Book Review: “The Wind-Up Bird Chronicle” by Haruki Murakami

The mechanical cry of the wind-up bird that the book’s hero sporadically hears is the sound of history winding its spring.

Wind-Up Bird Chronicle
The Wind Up Bird Chronicle

Toru, our protagonist,  meets a series of curious people: May Kasahara, a troubled teenager who feels responsible for her boyfriend’s death in a motorcycle accident; Malta Kano, a psychic who makes prophecies about Toru’s missing cat; Malta’s sister, Creta, who claims that she was raped by Kumiko’s brother, Noboru Wataya; Lieutenant Mamiya, a soldier who says he witnessed a man being skinned alive in Manchuria; Nutmeg Akasaka, a mysterious healer whose husband was violently murdered; and Nutmeg’s son, Cinnamon, a sharp dressed young man who stopped talking he was a boy.

May Kasahara is wise beyond her years, she works in a wig-making factory and observes: “…all I do here is work that my bosses tell me to do the way they tel me to do it. I don’t have to think at all. It’s like I just put my brain in a locker before I start work and pick it up on my way home.” How many of us have had similarly mind-numbing jobs?

This book reminds me of others, in “Kafka on the Shore” the protagonist is also hunting for a missing cat, which leads him to a whole series of adventures. One of the most memorable parts of the book is with the protagonist at the bottom of a well, which feels very Kafkaesque as he is gripped by an inertia and can’t do anything to save himself. In Pamuk’s “My Name is Red” the action begins at the bottom of a well with a murder victim recounting his story.

“One cannot look directly at one’s own face with one’s own eyes, for example. One has no choice but to look at one’s reflection in the mirror. Through experience, we come to believe that the image is correct, but that is all. (p 282)”

Murakami’s novels are all rather strange with elements of magic realism. There are also a few scenes of graphic violence, a man is skinned alive in Manchuria and soldiers are taught how to kill someone with a bayonet. The story begins as a hunt for a cat but then goes to some strange places in space and time.  Lieutenant Mamiya’s tale of an operation behind enemy lines in Manchuria during WW2, which goes dreadfully wrong and the lieutenant’s incarceration in the Soviet gulag, saved from almost certain death by his ability to speak Russian are particularly memorable. There are a couple of Georgian connections, Beria, Stalin’s infamous henchman sets the quotas for the Siberian coal mines where many POWs are driven to death. There is also the time the carnivorous animals in the zoo are shot as the Japanese retreat, this reminds me of the shooting of the wolves, lions and tigers, who escaped from Tbilisi Zoo in 2013 (Tbilisi Zoo floods and shooting).

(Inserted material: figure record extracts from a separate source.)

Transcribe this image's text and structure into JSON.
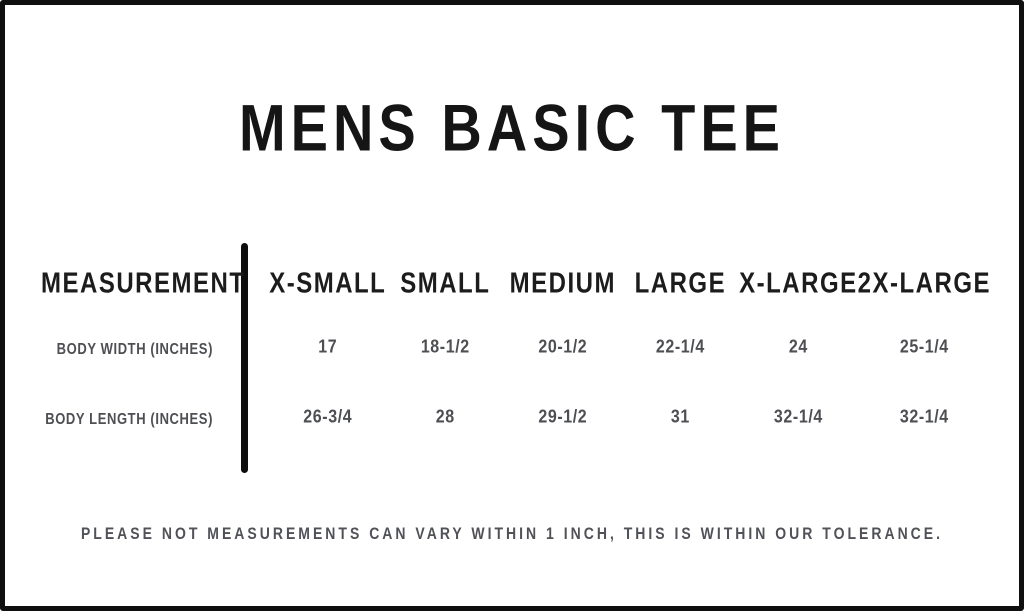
{
  "page": {
    "title": "MENS BASIC TEE",
    "footer_note": "PLEASE NOT MEASUREMENTS CAN VARY WITHIN 1 INCH, THIS IS WITHIN OUR TOLERANCE."
  },
  "table": {
    "measurement_header": "MEASUREMENT",
    "size_headers": [
      "X-SMALL",
      "SMALL",
      "MEDIUM",
      "LARGE",
      "X-LARGE",
      "2X-LARGE"
    ],
    "rows": [
      {
        "label": "BODY WIDTH (INCHES)",
        "values": [
          "17",
          "18-1/2",
          "20-1/2",
          "22-1/4",
          "24",
          "25-1/4"
        ]
      },
      {
        "label": "BODY LENGTH (INCHES)",
        "values": [
          "26-3/4",
          "28",
          "29-1/2",
          "31",
          "32-1/4",
          "32-1/4"
        ]
      }
    ]
  },
  "colors": {
    "frame": "#0f0f0f",
    "title_text": "#151515",
    "header_text": "#1c1c1c",
    "body_text": "#4e4f53"
  }
}
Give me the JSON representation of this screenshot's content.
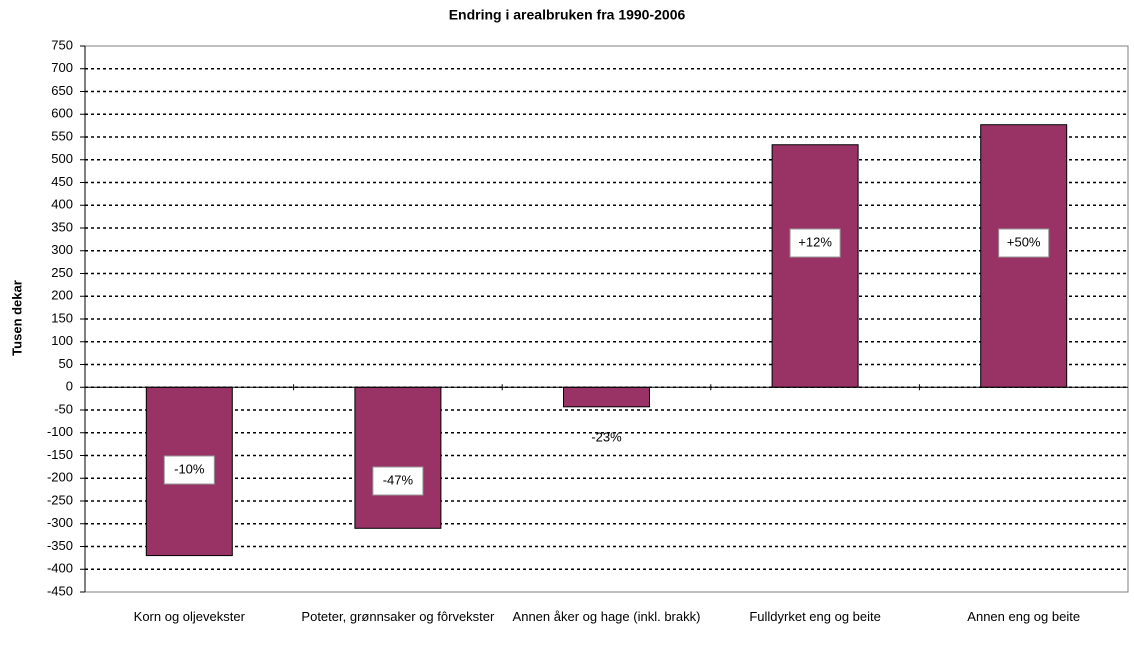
{
  "chart_data": {
    "type": "bar",
    "title": "Endring i arealbruken fra 1990-2006",
    "y_label": "Tusen dekar",
    "categories": [
      "Korn og oljevekster",
      "Poteter, grønnsaker og fôrvekster",
      "Annen åker og hage (inkl. brakk)",
      "Fulldyrket eng og beite",
      "Annen eng og beite"
    ],
    "values": [
      -370,
      -310,
      -43,
      533,
      577
    ],
    "annotations": [
      "-10%",
      "-47%",
      "-23%",
      "+12%",
      "+50%"
    ],
    "color": "#993366",
    "ylim": [
      -450,
      750
    ],
    "yticks": [
      -450,
      -400,
      -350,
      -300,
      -250,
      -200,
      -150,
      -100,
      -50,
      0,
      50,
      100,
      150,
      200,
      250,
      300,
      350,
      400,
      450,
      500,
      550,
      600,
      650,
      700,
      750
    ],
    "grid": true
  }
}
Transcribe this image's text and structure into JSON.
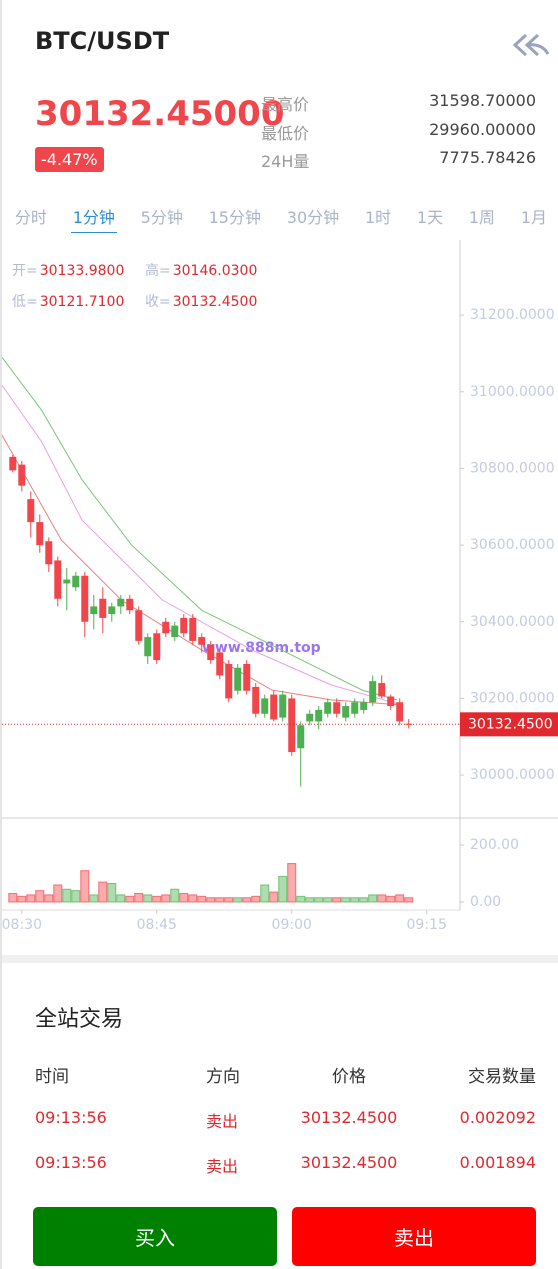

The petrolhead in me takes issue with a factual mistake in the narrative. Creta Kano tells us of her suicide attempt “I went to my brother’s room and asked to borrow his car. It was a shiny new Toyota MR2,”. (p95)
That was six years ago, in May of 1978.” (p97)
Interestingly the Toyota MR2 wasn’t produced until 1984…

 

wind up bird

In an interview with David Pilling, Murakami described his writing process: “There’s a basement, but below that you have an inner basement beyond a secret door. It’s dark, completely dark down there. It’s a maze and a labyrinth, but if you are trained, you can come back to the surface. That’s what I do when I am writing.” When we pick up a Murakami novel, we too are taken into the labyrinth.

My rating 4 out of 5 Some of the novel was excellent but other parts felt like filler. The scenes at the bottom of the well were for me the highlights.